I seem to recall at least some issues that have arisen with the engineer-led solutions you admire.  There is a whole world of crypto stuff out there, and I certainly can't vouch for which benefited from contacts and information exchanged at conferences; I doubt anyone can.  

> 
> 
>> I can't think of any discipline where the advocacy, relationship-building and cross fertilization that takes place in a conference is needed more than in cryptography, especially in light of the recent disclosures.  
> 
> 
> Yes.  I agree the advocacy, relationship-building and cross
> fertilization is needed.
> 
> But these processes aren't admitted to much of C3.  Many academic
> conferences are captured by their paper-acceptance process, where you
> have to be in the acceptance committees, accept crap papers from your
> buddies, so they accept your crap papers.  It's a career-building
> necessity, if you want academic credibility!  Unfortunately, the more
> you win, the more you lose, as these little peer groups isolate
> themselves in self-perpetuating crap.
> 
> Commercial conferences are captured by the vendors.  That's the main
> defence of the RSA conference: "oh, my, where will I go to sell my
> stuff?"  Committees are captured by the vendors, who send in their
> engineers to make sure they get the least bad deal they can fight for.

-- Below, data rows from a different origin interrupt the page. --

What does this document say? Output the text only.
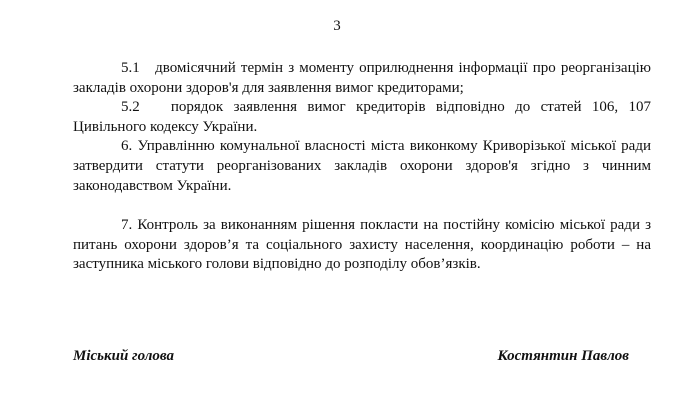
3

5.1   двомісячний термін з моменту оприлюднення інформації про реорганізацію  закладів охорони здоров'я для заявлення вимог кредиторами;

5.2   порядок заявлення вимог кредиторів відповідно до статей 106, 107 Цивільного кодексу України.

6. Управлінню комунальної власності міста виконкому Криворізької міської ради  затвердити статути реорганізованих закладів охорони здоров'я згідно з чинним законодавством України.

7. Контроль за виконанням рішення покласти на постійну комісію міської ради з питань охорони здоров’я та соціального захисту населення, координацію роботи – на  заступника міського голови відповідно до розподілу обов’язків.

Міський голова	Костянтин Павлов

> Compliance processes are written by the industry leaders to establish
> and cost-increase their own position. ...

Getting the people who are angry over Dual_EC_DRBG to stay away from the RSA conference, hardly hurts RSA. If you don't want to deal with all the process baloney involved and would rather stay home and write code, good for you. But don't demonize others who want to engage by demanding they boycott the conference.